Para Cruz, o fato de as escolas geridas pelo Exército atenderem em grande parte familiares de militares, com um nível socioeconômico mais alto, é um dos fatores que explica o desempenho desses colégios.

"Essas escolas militares atendem a uma população diferente, de renda muito maior do que a renda da população que frequenta escola pública no Brasil. Então, o nível socioeconômico dessas famílias já é maior", afirma a especialista.

Desigualdade e evasão escolar

Cruz também demonstra preocupação com um possível aumento na desigualdade entre as escolas devido ao maior investimento do governo nas unidades que fizerem parte do programa.
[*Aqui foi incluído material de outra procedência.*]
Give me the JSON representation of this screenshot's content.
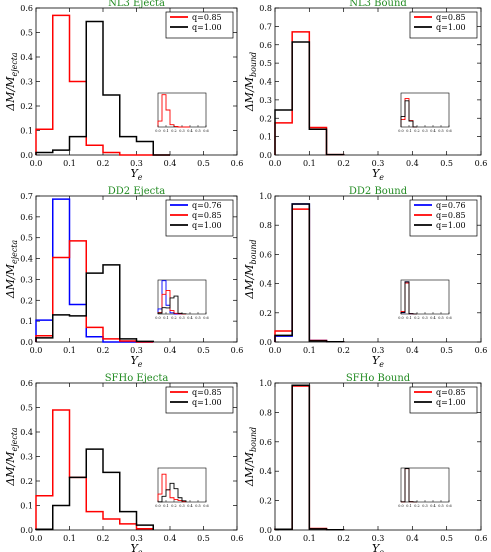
{
  "chart_data": [
    {
      "type": "histogram",
      "title": "NL3 Ejecta",
      "xlabel": "Y_e",
      "ylabel": "ΔM/M_ejecta",
      "xlim": [
        0,
        0.6
      ],
      "ylim": [
        0,
        0.6
      ],
      "xticks": [
        "0.0",
        "0.1",
        "0.2",
        "0.3",
        "0.4",
        "0.5",
        "0.6"
      ],
      "yticks": [
        "0.0",
        "0.1",
        "0.2",
        "0.3",
        "0.4",
        "0.5",
        "0.6"
      ],
      "bin_edges": [
        0,
        0.05,
        0.1,
        0.15,
        0.2,
        0.25,
        0.3,
        0.35,
        0.4
      ],
      "legend_position": "top-right",
      "series": [
        {
          "name": "q=0.85",
          "color": "#ff0000",
          "values": [
            0.105,
            0.57,
            0.3,
            0.04,
            0.01,
            0.0,
            0.0,
            0.0
          ]
        },
        {
          "name": "q=1.00",
          "color": "#000000",
          "values": [
            0.01,
            0.02,
            0.075,
            0.545,
            0.245,
            0.075,
            0.055,
            0.0
          ]
        }
      ],
      "inset": {
        "xticks": [
          "0.0",
          "0.1",
          "0.2",
          "0.3",
          "0.4",
          "0.5",
          "0.6"
        ],
        "ylim": [
          0,
          0.6
        ],
        "series": [
          {
            "color": "#ff0000",
            "values": [
              0.105,
              0.57,
              0.3,
              0.04,
              0.01,
              0.0,
              0.0,
              0.0
            ]
          }
        ]
      }
    },
    {
      "type": "histogram",
      "title": "NL3 Bound",
      "xlabel": "Y_e",
      "ylabel": "ΔM/M_bound",
      "xlim": [
        0,
        0.6
      ],
      "ylim": [
        0,
        0.8
      ],
      "xticks": [
        "0.0",
        "0.1",
        "0.2",
        "0.3",
        "0.4",
        "0.5",
        "0.6"
      ],
      "yticks": [
        "0.0",
        "0.1",
        "0.2",
        "0.3",
        "0.4",
        "0.5",
        "0.6",
        "0.7",
        "0.8"
      ],
      "bin_edges": [
        0,
        0.05,
        0.1,
        0.15,
        0.2
      ],
      "legend_position": "top-right",
      "series": [
        {
          "name": "q=0.85",
          "color": "#ff0000",
          "values": [
            0.175,
            0.67,
            0.15,
            0.002
          ]
        },
        {
          "name": "q=1.00",
          "color": "#000000",
          "values": [
            0.245,
            0.615,
            0.14,
            0.002
          ]
        }
      ],
      "inset": {
        "xticks": [
          "0.0",
          "0.1",
          "0.2",
          "0.3",
          "0.4",
          "0.5",
          "0.6"
        ],
        "ylim": [
          0,
          0.8
        ],
        "series": [
          {
            "color": "#ff0000",
            "values": [
              0.175,
              0.67,
              0.15,
              0.002
            ]
          },
          {
            "color": "#000000",
            "values": [
              0.245,
              0.615,
              0.14,
              0.002
            ]
          }
        ]
      }
    },
    {
      "type": "histogram",
      "title": "DD2 Ejecta",
      "xlabel": "Y_e",
      "ylabel": "ΔM/M_ejecta",
      "xlim": [
        0,
        0.6
      ],
      "ylim": [
        0,
        0.7
      ],
      "xticks": [
        "0.0",
        "0.1",
        "0.2",
        "0.3",
        "0.4",
        "0.5",
        "0.6"
      ],
      "yticks": [
        "0.0",
        "0.1",
        "0.2",
        "0.3",
        "0.4",
        "0.5",
        "0.6",
        "0.7"
      ],
      "bin_edges": [
        0,
        0.05,
        0.1,
        0.15,
        0.2,
        0.25,
        0.3,
        0.35
      ],
      "legend_position": "top-right",
      "series": [
        {
          "name": "q=0.76",
          "color": "#0000ff",
          "values": [
            0.105,
            0.685,
            0.18,
            0.025,
            0.0,
            0.0,
            0.0
          ]
        },
        {
          "name": "q=0.85",
          "color": "#ff0000",
          "values": [
            0.03,
            0.405,
            0.485,
            0.07,
            0.015,
            0.005,
            0.0
          ]
        },
        {
          "name": "q=1.00",
          "color": "#000000",
          "values": [
            0.02,
            0.13,
            0.125,
            0.33,
            0.37,
            0.015,
            0.003
          ]
        }
      ],
      "inset": {
        "xticks": [
          "0.0",
          "0.1",
          "0.2",
          "0.3",
          "0.4",
          "0.5",
          "0.6"
        ],
        "ylim": [
          0,
          0.7
        ],
        "series": [
          {
            "color": "#0000ff",
            "values": [
              0.105,
              0.685,
              0.18,
              0.025,
              0.0,
              0.0,
              0.0
            ]
          },
          {
            "color": "#ff0000",
            "values": [
              0.03,
              0.405,
              0.485,
              0.07,
              0.015,
              0.005,
              0.0
            ]
          },
          {
            "color": "#000000",
            "values": [
              0.02,
              0.13,
              0.125,
              0.33,
              0.37,
              0.015,
              0.003
            ]
          }
        ]
      }
    },
    {
      "type": "histogram",
      "title": "DD2 Bound",
      "xlabel": "Y_e",
      "ylabel": "ΔM/M_bound",
      "xlim": [
        0,
        0.6
      ],
      "ylim": [
        0,
        1.0
      ],
      "xticks": [
        "0.0",
        "0.1",
        "0.2",
        "0.3",
        "0.4",
        "0.5",
        "0.6"
      ],
      "yticks": [
        "0.0",
        "0.2",
        "0.4",
        "0.6",
        "0.8",
        "1.0"
      ],
      "bin_edges": [
        0,
        0.05,
        0.1,
        0.15,
        0.2
      ],
      "legend_position": "top-right",
      "series": [
        {
          "name": "q=0.76",
          "color": "#0000ff",
          "values": [
            0.04,
            0.945,
            0.01,
            0.002
          ]
        },
        {
          "name": "q=0.85",
          "color": "#ff0000",
          "values": [
            0.075,
            0.91,
            0.01,
            0.002
          ]
        },
        {
          "name": "q=1.00",
          "color": "#000000",
          "values": [
            0.045,
            0.945,
            0.008,
            0.002
          ]
        }
      ],
      "inset": {
        "xticks": [
          "0.0",
          "0.1",
          "0.2",
          "0.3",
          "0.4",
          "0.5",
          "0.6"
        ],
        "ylim": [
          0,
          1.0
        ],
        "series": [
          {
            "color": "#0000ff",
            "values": [
              0.04,
              0.945,
              0.01,
              0.002
            ]
          },
          {
            "color": "#ff0000",
            "values": [
              0.075,
              0.91,
              0.01,
              0.002
            ]
          },
          {
            "color": "#000000",
            "values": [
              0.045,
              0.945,
              0.008,
              0.002
            ]
          }
        ]
      }
    },
    {
      "type": "histogram",
      "title": "SFHo Ejecta",
      "xlabel": "Y_e",
      "ylabel": "ΔM/M_ejecta",
      "xlim": [
        0,
        0.6
      ],
      "ylim": [
        0,
        0.6
      ],
      "xticks": [
        "0.0",
        "0.1",
        "0.2",
        "0.3",
        "0.4",
        "0.5",
        "0.6"
      ],
      "yticks": [
        "0.0",
        "0.1",
        "0.2",
        "0.3",
        "0.4",
        "0.5",
        "0.6"
      ],
      "bin_edges": [
        0,
        0.05,
        0.1,
        0.15,
        0.2,
        0.25,
        0.3,
        0.35
      ],
      "legend_position": "top-right",
      "series": [
        {
          "name": "q=0.85",
          "color": "#ff0000",
          "values": [
            0.14,
            0.49,
            0.215,
            0.075,
            0.045,
            0.025,
            0.005
          ]
        },
        {
          "name": "q=1.00",
          "color": "#000000",
          "values": [
            0.003,
            0.1,
            0.215,
            0.33,
            0.235,
            0.075,
            0.02
          ]
        }
      ],
      "inset": {
        "xticks": [
          "0.0",
          "0.1",
          "0.2",
          "0.3",
          "0.4",
          "0.5",
          "0.6"
        ],
        "ylim": [
          0,
          0.6
        ],
        "series": [
          {
            "color": "#ff0000",
            "values": [
              0.14,
              0.49,
              0.215,
              0.075,
              0.045,
              0.025,
              0.005
            ]
          },
          {
            "color": "#000000",
            "values": [
              0.003,
              0.1,
              0.215,
              0.33,
              0.235,
              0.075,
              0.02
            ]
          }
        ]
      }
    },
    {
      "type": "histogram",
      "title": "SFHo Bound",
      "xlabel": "Y_e",
      "ylabel": "ΔM/M_bound",
      "xlim": [
        0,
        0.6
      ],
      "ylim": [
        0,
        1.0
      ],
      "xticks": [
        "0.0",
        "0.1",
        "0.2",
        "0.3",
        "0.4",
        "0.5",
        "0.6"
      ],
      "yticks": [
        "0.0",
        "0.2",
        "0.4",
        "0.6",
        "0.8",
        "1.0"
      ],
      "bin_edges": [
        0,
        0.05,
        0.1,
        0.15,
        0.2
      ],
      "legend_position": "top-right",
      "series": [
        {
          "name": "q=0.85",
          "color": "#ff0000",
          "values": [
            0.005,
            0.98,
            0.01,
            0.002
          ]
        },
        {
          "name": "q=1.00",
          "color": "#000000",
          "values": [
            0.005,
            0.985,
            0.008,
            0.002
          ]
        }
      ],
      "inset": {
        "xticks": [
          "0.0",
          "0.1",
          "0.2",
          "0.3",
          "0.4",
          "0.5",
          "0.6"
        ],
        "ylim": [
          0,
          1.0
        ],
        "series": [
          {
            "color": "#ff0000",
            "values": [
              0.005,
              0.98,
              0.01,
              0.002
            ]
          },
          {
            "color": "#000000",
            "values": [
              0.005,
              0.985,
              0.008,
              0.002
            ]
          }
        ]
      }
    }
  ]
}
Ela diz, ainda, que o modelo pode expulsar alunos que não se encaixem nele.

"De certa maneira, são escolas que acabam lidando só com um perfil de alunos que se encaixam na proposta de escola cívico-militar", afirma. "Então, quem não se adapta simplesmente vai embora para outra escola ou não vai nem para escola nenhuma, o que aumenta a evasão escolar", completa.

É muito ruim ter um governo federal perdendo tempo e recursos públicos --eles que têm dito tanto que têm responsabilidade em relação aos recursos do contribuinte, do pagador de imposto. Esse é um uso equivocado, que não olha para resultado, mas sim para uma plataforma muito mais ideológica e política, já olhando para as eleições municipais e as eleições de 2022. Não tem nada técnico nessa proposta
Priscila Cruz, presidente-executiva do Todos Pela Educação

Após a publicação deste texto, o MEC informou por meio de sua assessoria que "73% das escolas cívico-militares possuem taxa de reprovação abaixo da média nacional e 85,5% possuem menor taxa de abandono escolar. Mais de 60% das escolas cívico militares possuem IDEB acima de média nacional".

O ministério também disse que "os custos do Programa serão financiados pelo Ministério da Educação e uma contrapartida do estado ou município que desejar aderir".